Campeonato de jogos já ajudou alunos a melhorarem notas a matemática

Campeonato de jogos já ajudou alunos a melhorarem notas a matemática

 

Lusa/AO Online   Nacional   4 de Mar de 2016, 12:11

O Campeonato Nacional de Jogos Matemáticos, que pretende despertar o interesse dos alunos para a matemática, desafiando-os a exercitar competências típicas da disciplina de forma lúdica, já ajudou estudantes a melhorarem notas nas escolas, segundo um especialista.

 

"Há casos de alunos que não são muito bons a matemática nas escolas e chegam aos campeonatos e começam a ter bons resultados nos jogos e a ganhar a alunos que têm melhores notas e a autoestima deles muda completamente e são recuperados para a excelência de uma maneira que parece magia", disse hoje à agência Lusa Jorge Nuno Silva, da Associação Ludus, uma das promotoras do campeonato.

Segundo Jorge Nuno Silva, "a falta de autoestima é um dos problemas do insucesso de alunos a matemática, porque quando um aluno começa a ser mau convence-se de que vai ser sempre mau e depois é um problema recuperá-lo", mas "quando começa a ganhar aos bons alunos em jogos de inteligência", como os jogos matemáticos do campeonato, "a autoestima sobe e o desempenho na sala de aula muda e as notas melhoram, o que é extremamente gratificante".

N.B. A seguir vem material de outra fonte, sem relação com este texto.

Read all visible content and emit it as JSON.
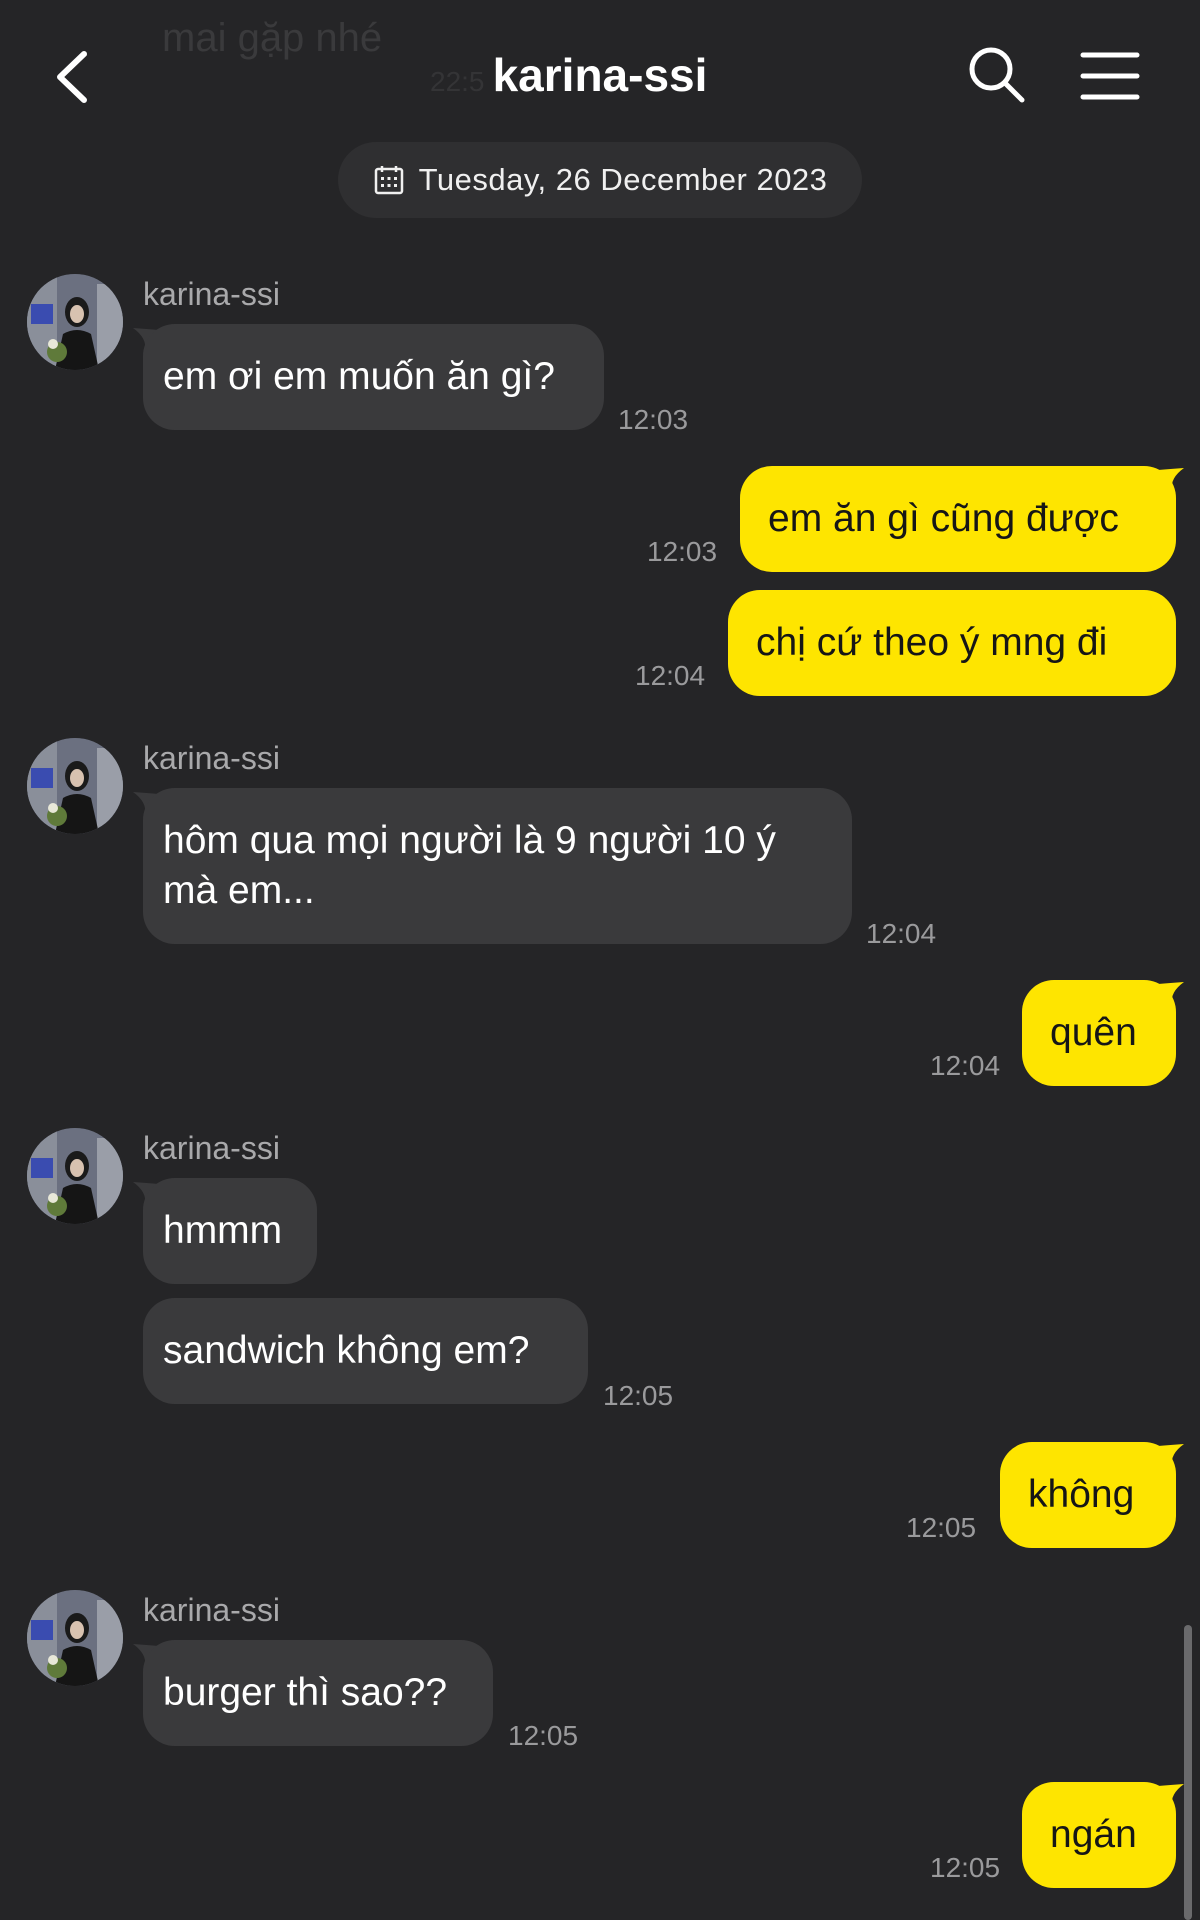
{
  "header": {
    "title": "karina-ssi",
    "back_icon": "chevron-left-icon",
    "search_icon": "search-icon",
    "menu_icon": "hamburger-menu-icon"
  },
  "previous_message": {
    "text": "mai gặp nhé",
    "time": "22:5"
  },
  "date_divider": {
    "label": "Tuesday, 26 December 2023",
    "icon": "calendar-icon"
  },
  "colors": {
    "background": "#252527",
    "incoming_bubble": "#3a3a3c",
    "outgoing_bubble": "#fee500"
  },
  "messages": [
    {
      "sender": "karina-ssi",
      "text": "em ơi em muốn ăn gì?",
      "time": "12:03"
    },
    {
      "text": "em ăn gì cũng được",
      "time": "12:03"
    },
    {
      "text": "chị cứ theo ý mng đi",
      "time": "12:04"
    },
    {
      "sender": "karina-ssi",
      "text_line1": "hôm qua mọi người là 9 người 10 ý",
      "text_line2": "mà em...",
      "time": "12:04"
    },
    {
      "text": "quên",
      "time": "12:04"
    },
    {
      "sender": "karina-ssi",
      "text": "hmmm"
    },
    {
      "text": "sandwich không em?",
      "time": "12:05"
    },
    {
      "text": "không",
      "time": "12:05"
    },
    {
      "sender": "karina-ssi",
      "text": "burger thì sao??",
      "time": "12:05"
    },
    {
      "text": "ngán",
      "time": "12:05"
    }
  ]
}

A matemática é "difícil de ensinar e qualquer esforço para promover o ensino da disciplina é bem-vindo", disse, referindo que os organizadores estão "muito satisfeitos", porque o campeonato "tem feito uma diferença no país e ajudado alunos a melhorarem as notas a matemática nas escolas".

Jorge Nuno Silva, também professor de matemática na Faculdade de Ciências da Universidade de Lisboa, falava à Lusa a propósito da final da 12.ª edição do Campeonato Nacional de Jogos Matemáticos, a decorrer hoje, em Beja, com cerca de 1.500 alunos de 300 escolas de Portugal.

O objetivo do campeonato é "despertar o interesse dos alunos" dos ensinos básico e secundário "para a matemática de uma forma lúdica" e "promover nos praticantes exatamente as mesmas competências que a matemática precisa", ou seja, "pensamento rigoroso e criativo", explicou.

"Estes jogos matemáticos são, de facto, jogos, de tabuleiro, muito bem escolhidos e que promovem as mesmas competências da matemática e têm a seu favor o facto de serem naturalmente apelativos" e, por isso, "as crianças aderem imediatamente", disse.

Segundo Jorge Nuno Silva, "o curioso é que são jogos difíceis de jogar e que exigem uma atividade intelectual puxada e os miúdos estão de facto a fazer algo difícil, mas como tem a palavra jogo, acontece num tabuleiro e tem o aspeto lúdico dos jogos a adesão é extraordinária".

"Está demonstrado, por estudos científicos de neurociência, que a prática destes jogos é em tudo semelhante internamente no nosso cérebro à prática da matemática, portanto, é uma maneira indireta, sem números, já que são jogos de tabuleiro, de promover e exercitar as competências típicas da matemática e que, normalmente, se resumem a uma frase curta: pensamento rigoroso e criativo", disse.

Na final da 12.ª edição do campeonato, a decorrer hoje no Pavilhão Multiusos do Parque de Feiras e Exposições de Beja, "vemos cerca de 1.500 alunos a passar horas a puxar pela cabeça com todo o gosto e com a adesão das famílias", disse.

"E, principalmente, com a adesão de professores de matemática de escolas de todo o país, que já compreenderam e abordagem externalista do campeonato, fora da sala de aula, para a promoção do prazer de pensar com rigor e criatividade", sublinhou.

Os jogos do campeonato, promovido também pela Sociedade Portuguesa de Matemática, Associação de Professores de Matemática e Ciência Viva, "não são destinados a serem praticados dentro da sala de aula".

"Há jogos pedagógicos e didáticos, mas não são estes jogos matemáticos, estes são uma atividade extracurricular de grande sofisticação, de grande nível, que faltava em Portugal", disse.